Nous nous pencherons sur les principaux aspects de ces trois versions, après une brève étude de l’Ovide moralisé en vers et de la prose de Bourgogne, seconde mise en prose du texte du xive siècle8 et modèle de l’editio princeps. Cette étude nous permettra de constater quels infléchissements par rapport au texte d’Ovide se lisent dans ces rédactions et ainsi de prendre en considération l’état textuel qui précède la tradition imprimée. Nous observerons ensuite comment s’effectue le traitement de la femme parricide au sein des éditions qui, si elles sont parentes, s’opposent tant par leur programme que par leur finalité, leur forme ou leur période de composition.

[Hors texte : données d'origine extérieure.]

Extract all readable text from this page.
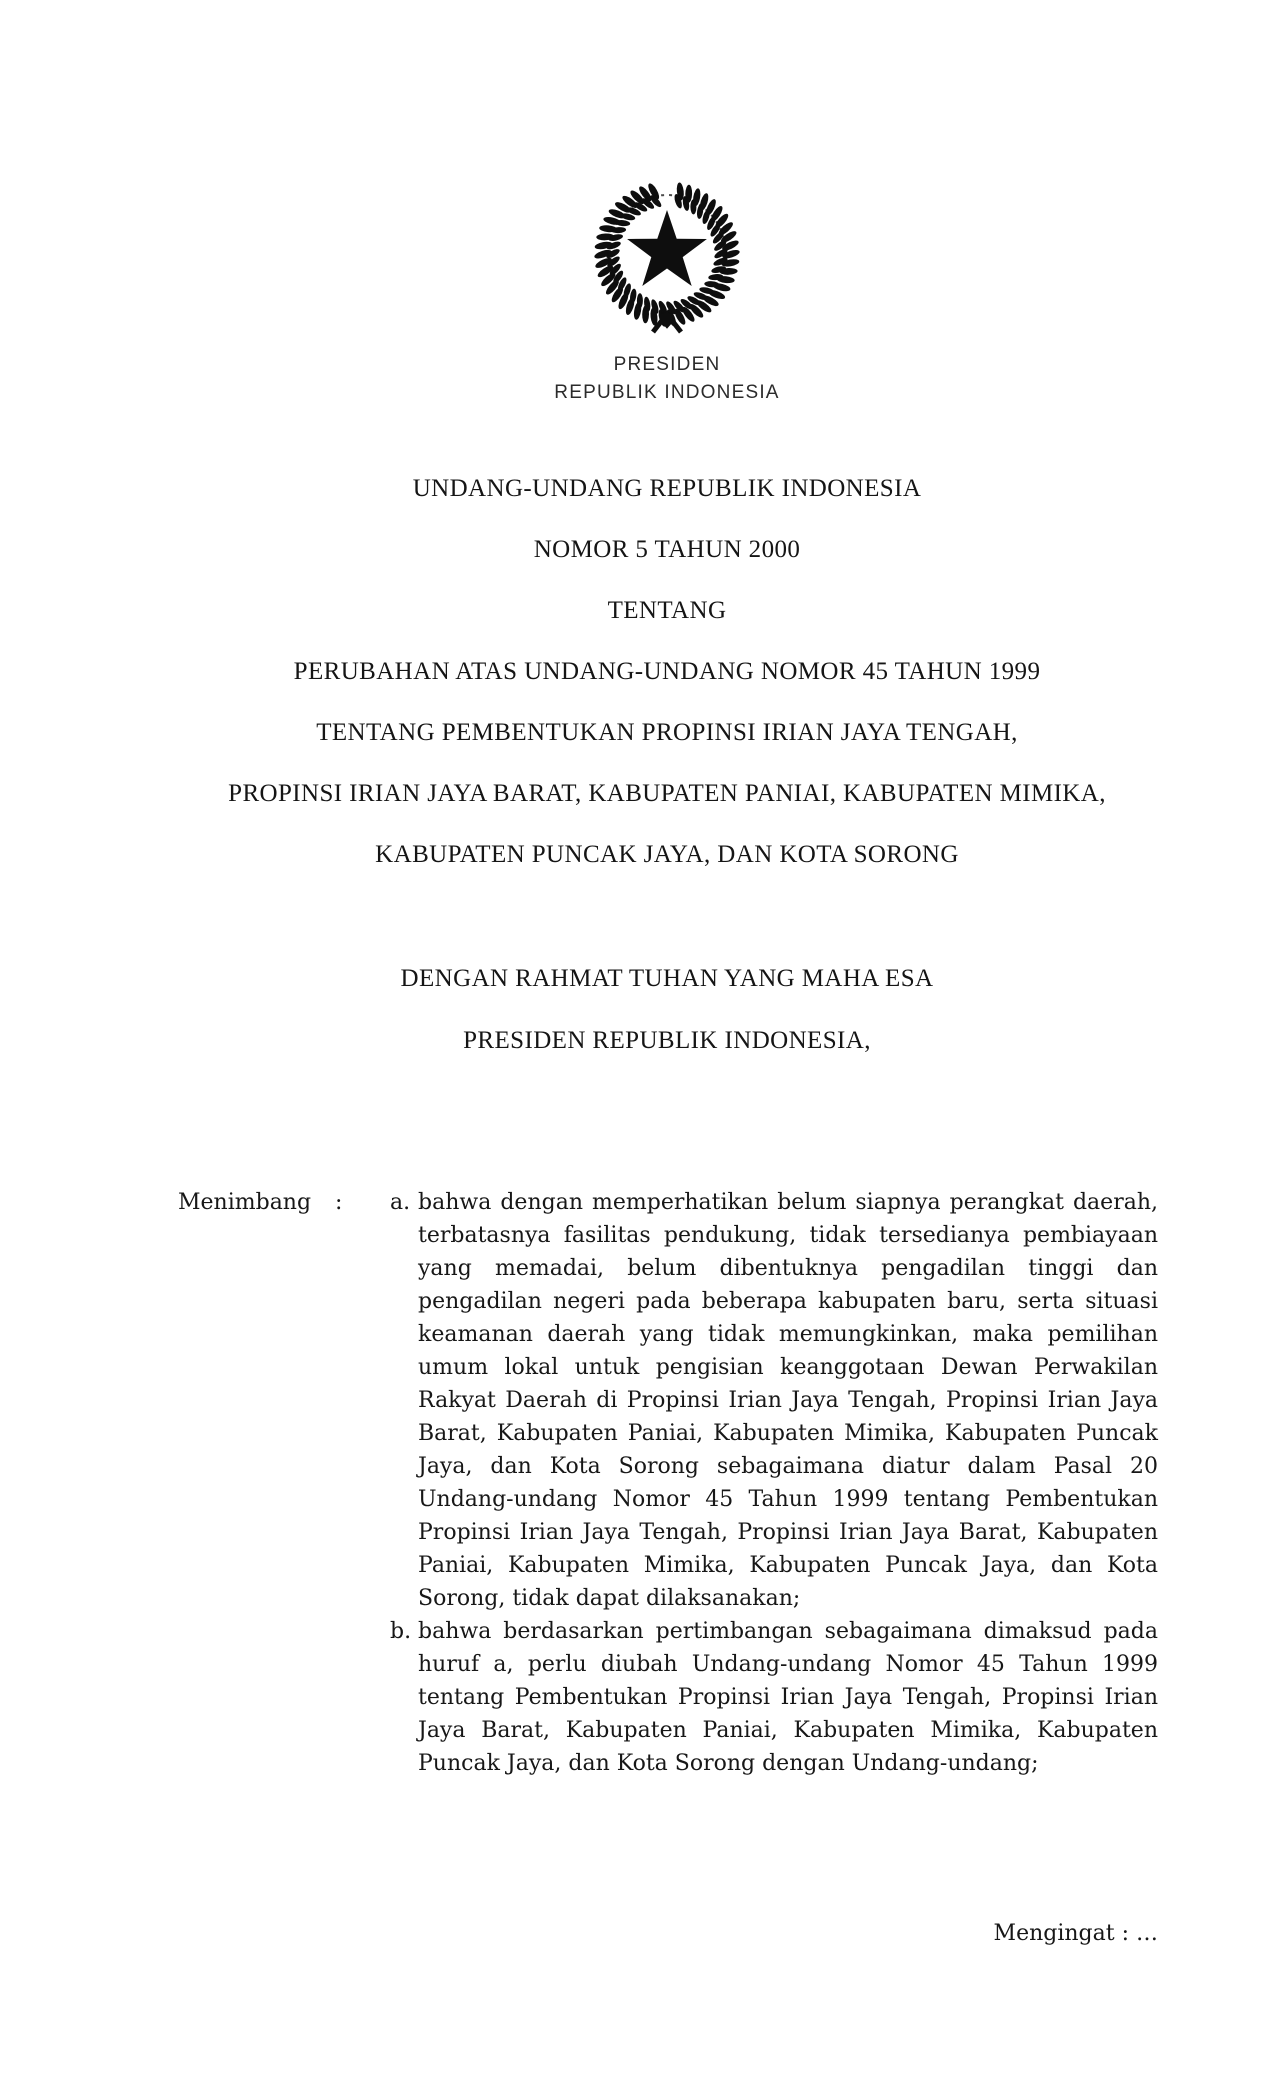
PRESIDEN
REPUBLIK INDONESIA
UNDANG-UNDANG REPUBLIK INDONESIA
NOMOR 5 TAHUN 2000
TENTANG
PERUBAHAN ATAS UNDANG-UNDANG NOMOR 45 TAHUN 1999
TENTANG PEMBENTUKAN PROPINSI IRIAN JAYA TENGAH,
PROPINSI IRIAN JAYA BARAT, KABUPATEN PANIAI, KABUPATEN MIMIKA,
KABUPATEN PUNCAK JAYA, DAN KOTA SORONG
DENGAN RAHMAT TUHAN YANG MAHA ESA
PRESIDEN REPUBLIK INDONESIA,
Menimbang	:	a. bahwa dengan memperhatikan belum siapnya perangkat daerah, terbatasnya fasilitas pendukung, tidak tersedianya pembiayaan yang memadai, belum dibentuknya pengadilan tinggi dan pengadilan negeri pada beberapa kabupaten baru, serta situasi keamanan daerah yang tidak memungkinkan, maka pemilihan umum lokal untuk pengisian keanggotaan Dewan Perwakilan Rakyat Daerah di Propinsi Irian Jaya Tengah, Propinsi Irian Jaya Barat, Kabupaten Paniai, Kabupaten Mimika, Kabupaten Puncak Jaya, dan Kota Sorong sebagaimana diatur dalam Pasal 20 Undang-undang Nomor 45 Tahun 1999 tentang Pembentukan Propinsi Irian Jaya Tengah, Propinsi Irian Jaya Barat, Kabupaten Paniai, Kabupaten Mimika, Kabupaten Puncak Jaya, dan Kota Sorong, tidak dapat dilaksanakan;
b. bahwa berdasarkan pertimbangan sebagaimana dimaksud pada huruf a, perlu diubah Undang-undang Nomor 45 Tahun 1999 tentang Pembentukan Propinsi Irian Jaya Tengah, Propinsi Irian Jaya Barat, Kabupaten Paniai, Kabupaten Mimika, Kabupaten Puncak Jaya, dan Kota Sorong dengan Undang-undang;
Mengingat : …
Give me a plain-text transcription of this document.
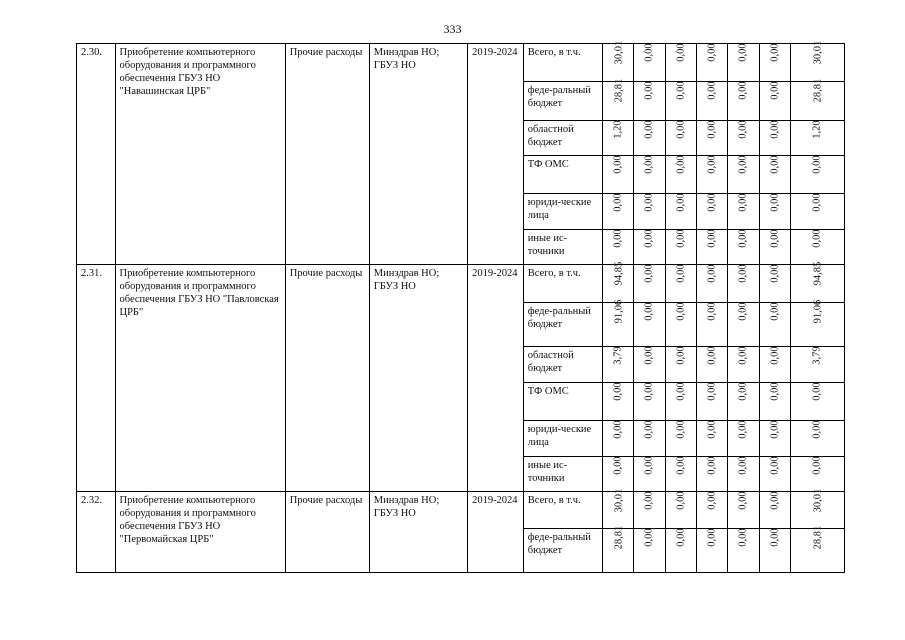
333
2.30.	Приобретение компьютерного оборудования и программного обеспечения ГБУЗ НО "Навашинская ЦРБ"	Прочие расходы	Минздрав НО; ГБУЗ НО	2019-2024	Всего, в т.ч.	30,01	0,00	0,00	0,00	0,00	0,00	30,01
					феде-ральный бюджет	28,81	0,00	0,00	0,00	0,00	0,00	28,81
					областной бюджет	1,20	0,00	0,00	0,00	0,00	0,00	1,20
					ТФ ОМС	0,00	0,00	0,00	0,00	0,00	0,00	0,00
					юриди-ческие лица	0,00	0,00	0,00	0,00	0,00	0,00	0,00
					иные ис-точники	0,00	0,00	0,00	0,00	0,00	0,00	0,00
2.31.	Приобретение компьютерного оборудования и программного обеспечения ГБУЗ НО "Павловская ЦРБ"	Прочие расходы	Минздрав НО; ГБУЗ НО	2019-2024	Всего, в т.ч.	94,85	0,00	0,00	0,00	0,00	0,00	94,85
					феде-ральный бюджет	91,06	0,00	0,00	0,00	0,00	0,00	91,06
					областной бюджет	3,79	0,00	0,00	0,00	0,00	0,00	3,79
					ТФ ОМС	0,00	0,00	0,00	0,00	0,00	0,00	0,00
					юриди-ческие лица	0,00	0,00	0,00	0,00	0,00	0,00	0,00
					иные ис-точники	0,00	0,00	0,00	0,00	0,00	0,00	0,00
2.32.	Приобретение компьютерного оборудования и программного обеспечения ГБУЗ НО "Первомайская ЦРБ"	Прочие расходы	Минздрав НО; ГБУЗ НО	2019-2024	Всего, в т.ч.	30,01	0,00	0,00	0,00	0,00	0,00	30,01
					феде-ральный бюджет	28,81	0,00	0,00	0,00	0,00	0,00	28,81
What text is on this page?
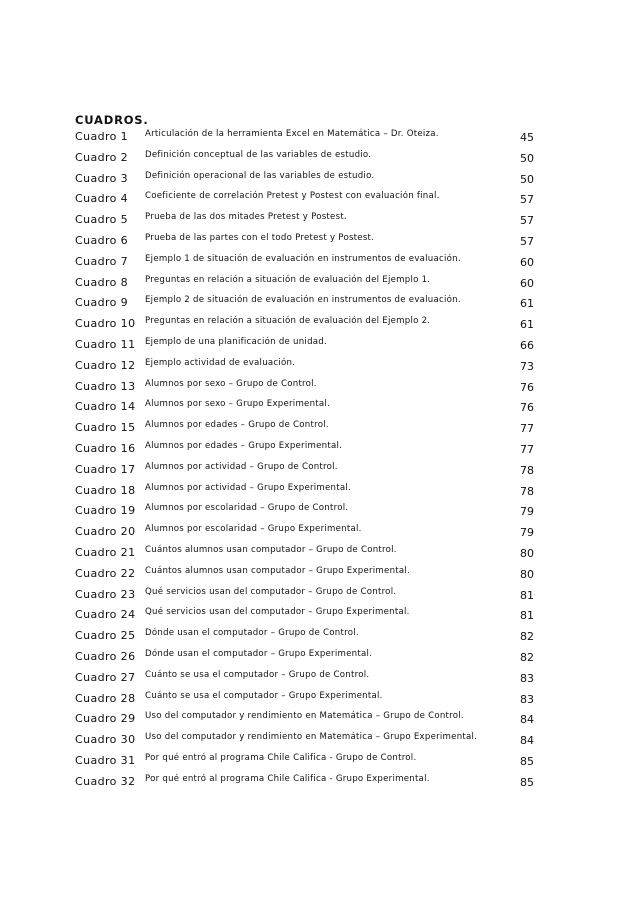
CUADROS.
Cuadro 1 Articulación de la herramienta Excel en Matemática – Dr. Oteiza.	45
Cuadro 2 Definición conceptual de las variables de estudio.	50
Cuadro 3 Definición operacional de las variables de estudio.	50
Cuadro 4 Coeficiente de correlación Pretest y Postest con evaluación final.	57
Cuadro 5 Prueba de las dos mitades Pretest y Postest.	57
Cuadro 6 Prueba de las partes con el todo Pretest y Postest.	57
Cuadro 7 Ejemplo 1 de situación de evaluación en instrumentos de evaluación.	60
Cuadro 8 Preguntas en relación a situación de evaluación del Ejemplo 1.	60
Cuadro 9 Ejemplo 2 de situación de evaluación en instrumentos de evaluación.	61
Cuadro 10 Preguntas en relación a situación de evaluación del Ejemplo 2.	61
Cuadro 11 Ejemplo de una planificación de unidad.	66
Cuadro 12 Ejemplo actividad de evaluación.	73
Cuadro 13 Alumnos por sexo – Grupo de Control.	76
Cuadro 14 Alumnos por sexo – Grupo Experimental.	76
Cuadro 15 Alumnos por edades – Grupo de Control.	77
Cuadro 16 Alumnos por edades – Grupo Experimental.	77
Cuadro 17 Alumnos por actividad – Grupo de Control.	78
Cuadro 18 Alumnos por actividad – Grupo Experimental.	78
Cuadro 19 Alumnos por escolaridad – Grupo de Control.	79
Cuadro 20 Alumnos por escolaridad – Grupo Experimental.	79
Cuadro 21 Cuántos alumnos usan computador – Grupo de Control.	80
Cuadro 22 Cuántos alumnos usan computador – Grupo Experimental.	80
Cuadro 23 Qué servicios usan del computador – Grupo de Control.	81
Cuadro 24 Qué servicios usan del computador – Grupo Experimental.	81
Cuadro 25 Dónde usan el computador – Grupo de Control.	82
Cuadro 26 Dónde usan el computador – Grupo Experimental.	82
Cuadro 27 Cuánto se usa el computador – Grupo de Control.	83
Cuadro 28 Cuánto se usa el computador – Grupo Experimental.	83
Cuadro 29 Uso del computador y rendimiento en Matemática – Grupo de Control.	84
Cuadro 30 Uso del computador y rendimiento en Matemática – Grupo Experimental.	84
Cuadro 31 Por qué entró al programa Chile Califica - Grupo de Control.	85
Cuadro 32 Por qué entró al programa Chile Califica - Grupo Experimental.	85
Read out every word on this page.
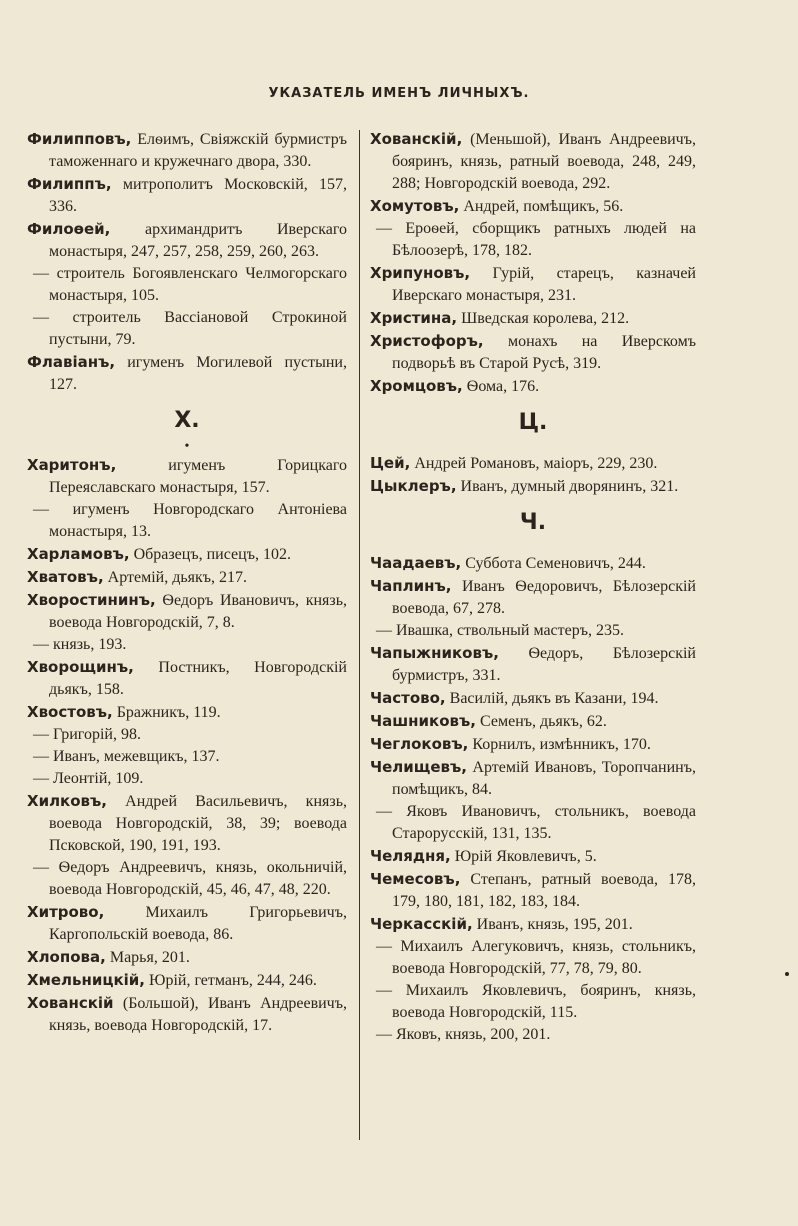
УКАЗАТЕЛЬ ИМЕНЪ ЛИЧНЫХЪ.

Филипповъ, Елѳимъ, Свіяжскій бурмистръ таможеннаго и кружечнаго двора, 330.

Филиппъ, митрополитъ Московскій, 157, 336.

Филоѳей, архимандритъ Иверскаго монастыря, 247, 257, 258, 259, 260, 263.

— строитель Богоявленскаго Челмогорскаго монастыря, 105.

— строитель Вассіановой Строкиной пустыни, 79.

Флавіанъ, игуменъ Могилевой пустыни, 127.

Х.
•

Харитонъ, игуменъ Горицкаго Переяславскаго монастыря, 157.

— игуменъ Новгородскаго Антоніева монастыря, 13.

Харламовъ, Образецъ, писецъ, 102.

Хватовъ, Артемій, дьякъ, 217.

Хворостининъ, Ѳедоръ Ивановичъ, князь, воевода Новгородскій, 7, 8.

— князь, 193.

Хворощинъ, Постникъ, Новгородскій дьякъ, 158.

Хвостовъ, Бражникъ, 119.

— Григорій, 98.

— Иванъ, межевщикъ, 137.

— Леонтій, 109.

Хилковъ, Андрей Васильевичъ, князь, воевода Новгородскій, 38, 39; воевода Псковской, 190, 191, 193.

— Ѳедоръ Андреевичъ, князь, окольничій, воевода Новгородскій, 45, 46, 47, 48, 220.

Хитрово, Михаилъ Григорьевичъ, Каргопольскій воевода, 86.

Хлопова, Марья, 201.

Хмельницкій, Юрій, гетманъ, 244, 246.

Хованскій (Большой), Иванъ Андреевичъ, князь, воевода Новгородскій, 17.

Хованскій, (Меньшой), Иванъ Андреевичъ, бояринъ, князь, ратный воевода, 248, 249, 288; Новгородскій воевода, 292.

Хомутовъ, Андрей, помѣщикъ, 56.

— Ероѳей, сборщикъ ратныхъ людей на Бѣлоозерѣ, 178, 182.

Хрипуновъ, Гурій, старецъ, казначей Иверскаго монастыря, 231.

Христина, Шведская королева, 212.

Христофоръ, монахъ на Иверскомъ подворьѣ въ Старой Русѣ, 319.

Хромцовъ, Ѳома, 176.

Ц.

Цей, Андрей Романовъ, маіоръ, 229, 230.

Цыклеръ, Иванъ, думный дворянинъ, 321.

Ч.

Чаадаевъ, Суббота Семеновичъ, 244.

Чаплинъ, Иванъ Ѳедоровичъ, Бѣлозерскій воевода, 67, 278.

— Ивашка, ствольный мастеръ, 235.

Чапыжниковъ, Ѳедоръ, Бѣлозерскій бурмистръ, 331.

Частово, Василій, дьякъ въ Казани, 194.

Чашниковъ, Семенъ, дьякъ, 62.

Чеглоковъ, Корнилъ, измѣнникъ, 170.

Челищевъ, Артемій Ивановъ, Торопчанинъ, помѣщикъ, 84.

— Яковъ Ивановичъ, стольникъ, воевода Старорусскій, 131, 135.

Челядня, Юрій Яковлевичъ, 5.

Чемесовъ, Степанъ, ратный воевода, 178, 179, 180, 181, 182, 183, 184.

Черкасскій, Иванъ, князь, 195, 201.

— Михаилъ Алегуковичъ, князь, стольникъ, воевода Новгородскій, 77, 78, 79, 80.

— Михаилъ Яковлевичъ, бояринъ, князь, воевода Новгородскій, 115.

— Яковъ, князь, 200, 201.
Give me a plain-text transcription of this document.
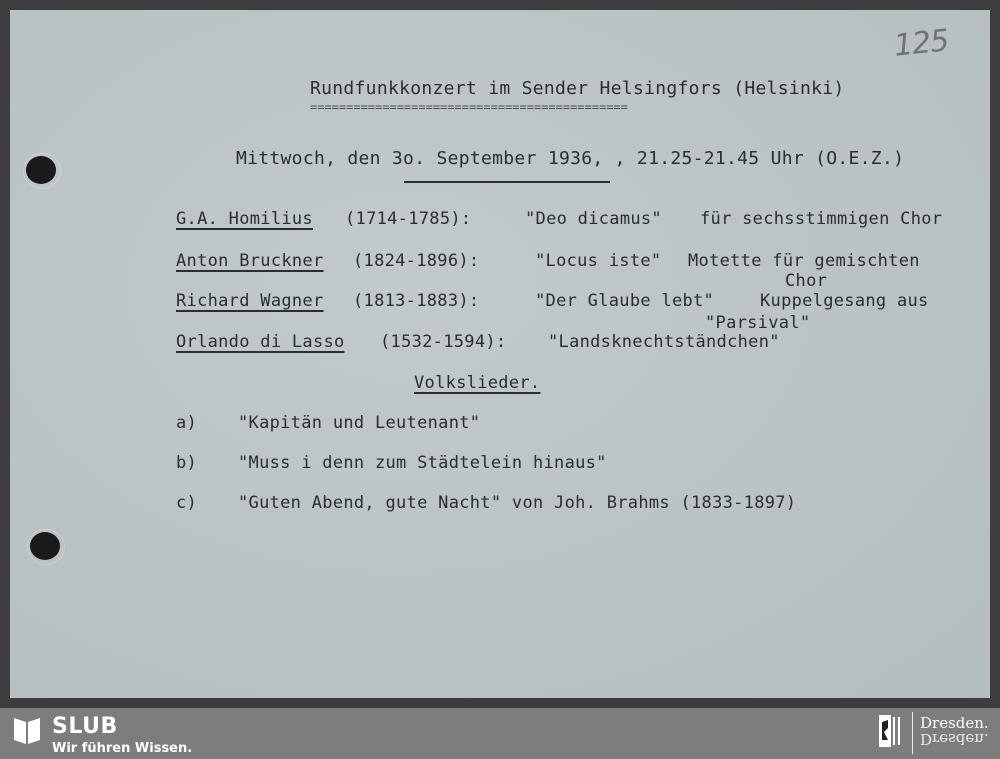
125
Rundfunkkonzert im Sender Helsingfors (Helsinki)
============================================
Mittwoch, den 3o. September 1936, , 21.25-21.45 Uhr (O.E.Z.)
G.A. Homilius (1714-1785):	"Deo dicamus" für sechsstimmigen Chor
Anton Bruckner (1824-1896):	"Locus iste" Motette für gemischten
Chor
Richard Wagner (1813-1883):	"Der Glaube lebt"	Kuppelgesang aus
"Parsival"
Orlando di Lasso (1532-1594): "Landsknechtständchen"
Volkslieder.
a) "Kapitän und Leutenant"
b) "Muss i denn zum Städtelein hinaus"
c) "Guten Abend, gute Nacht" von Joh. Brahms (1833-1897)
SLUB
Wir führen Wissen.
Dresden.
Dresden.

L’Ovide moralisé et la prose de Bourgogne
Analysant certains aspects de la réécriture française, S. Cerrito a mis en avant plusieurs variations du récit de l’Ovide moralisé par rapport aux Métamorphoses et a montré les liens tissés par l’auteur français entre les parties narrative et herméneutique, liens qui se matérialisent essentiellement à travers les considérations liées aux oiseaux et la remise des clefs de la ville à Minos, élément absent de la fable ovidienne9. Ce rapport entre fable et explications ne se maintient pas si l’on envisage le passage du parricide symbolique au parricide réel. Chez Ovide, Scylla souligne elle-même la portée de son acte, quand elle offre le cheveu à Minos :
[…] cape pignus amoris
Purpureum crinem nec me nunc tradere crinem,
Sed patrium tibi crede caput10 […]
La symbolique est exploitée par les commentateurs médiévaux, et l’analogie entre le cheveu et la tête est soulignée tant par Arnoul d’Orléans que par Jean de Garlande ou Giovanni del Virgilio11. Aucun de ces commentaires ne paraît être la source de l’Ovide moralisé, mais l’« exposition12 » évhémériste de notre texte laisse penser que l’auteur a dû s’appuyer sur une explication exploitant une telle analogie13. En effet, dans cette « exposition », le texte parle de chief sor14, l’adjectif laissant entendre une réminiscence du cheveu surnaturel. Ensuite, l’acte de Scylla est comparé au vol du trésor de Nisus :
Mes la fole par son pechié
Son riche tresor li embla
Pour l’amour Mynos, si sembla
Qu’il li eüst coupé le chief15.
Le verbe sembla nie la matérialité de l’acte et met à distance le parricide réel, ce qui ne s’accorde pas avec le récit proposé auparavant. Dans l’allégorie religieuse, qui suit l’explication évhémériste, ni le cheveu ni la tête ne sont impliqués. Le changement proposé dans la fable est ainsi entièrement un choix narratif. Modifiant la lettre ovidienne chaque fois que cela est nécessaire, l’auteur se montre attentif à la continuité de son récit, au sein duquel nous ne trouvons aucune mention du cheveu. Le passage au parricide réel est donc tout à fait volontaire, et les vers 76-80 des Métamorphoses, au sein desquels Scylla soulignait qu’elle avait uniquement besoin du cheveu de son père afin d’accomplir son dessein, sont logiquement effacés :
[…] Ire per ignes
Et gladios ausim. Nec in hoc tamen ignibus ullis
Aut gladiis opus est ; opus est mihi crine paterno.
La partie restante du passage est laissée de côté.